JinkoSolar Holding Co., Ltd. reported fourth‑quarter 2025 revenue of $2.50 billion, an 8.3% increase from the $2.31 billion earned in Q3 2025 and a 15.2% decline from the $2.65 billion recorded in the same quarter of 2024. The sequential rise reflects stronger demand in the company’s core module business, while the year‑over‑year drop underscores the persistent price pressure in the global photovoltaic market.
The company posted a net loss of $214.5 million, or $1.02 per ordinary share, compared with a $476.7 million loss in Q4 2024 and a $749.8 million loss in Q3 2025. Adjusted net loss was $119.8 million, driven by higher operating expenses and a 0.3% gross margin. The loss per share figure aligns with the company’s reported RMB 7.16 (US$1.02) loss per ordinary share for the quarter.
Gross margin contracted to 0.3% in Q4 2025, the lowest level in the company’s history. The compression is attributed to a combination of higher unit costs of products sold and a decline in the average selling price of solar modules, reflecting intense pricing competition and an oversupplied market. The margin squeeze has eroded profitability despite sequential revenue growth.
Quarterly solar module shipments increased 20.9% from the 20.1 GW shipped in Q3 2025 to 24.2 GW in Q4 2025, yet shipments were 4.0% lower than the 25.2 GW shipped a year earlier. The sequential gain is driven by strong demand in the company’s high‑efficiency module lines, while the year‑over‑year decline highlights the broader slowdown in global module demand and the impact of price erosion.
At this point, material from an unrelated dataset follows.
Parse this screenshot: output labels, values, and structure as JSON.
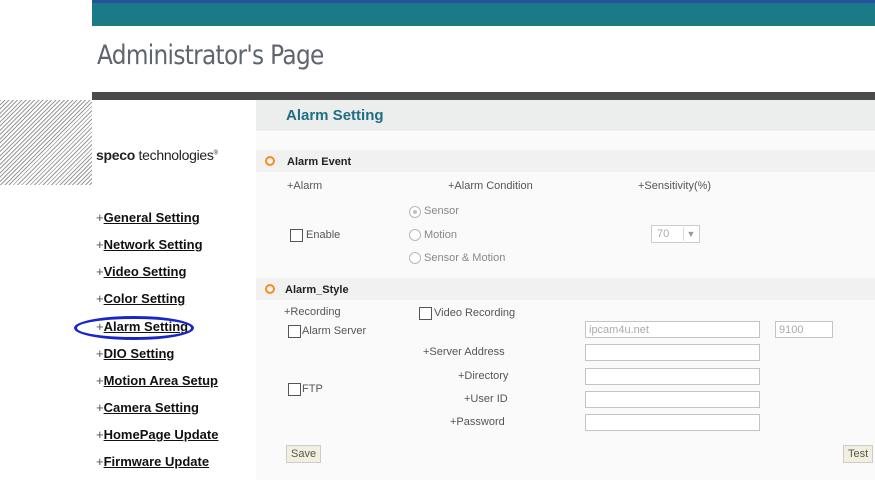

Investors reacted negatively to the results, citing the near‑zero gross margin and the significant net loss as key concerns. Management emphasized the continued pressure on module prices and the need to control costs, while noting that the energy‑storage business remains a growth tailwind. The earnings release signals a challenging short‑term environment for module profitability but also highlights the company’s strategic pivot toward integrated energy solutions.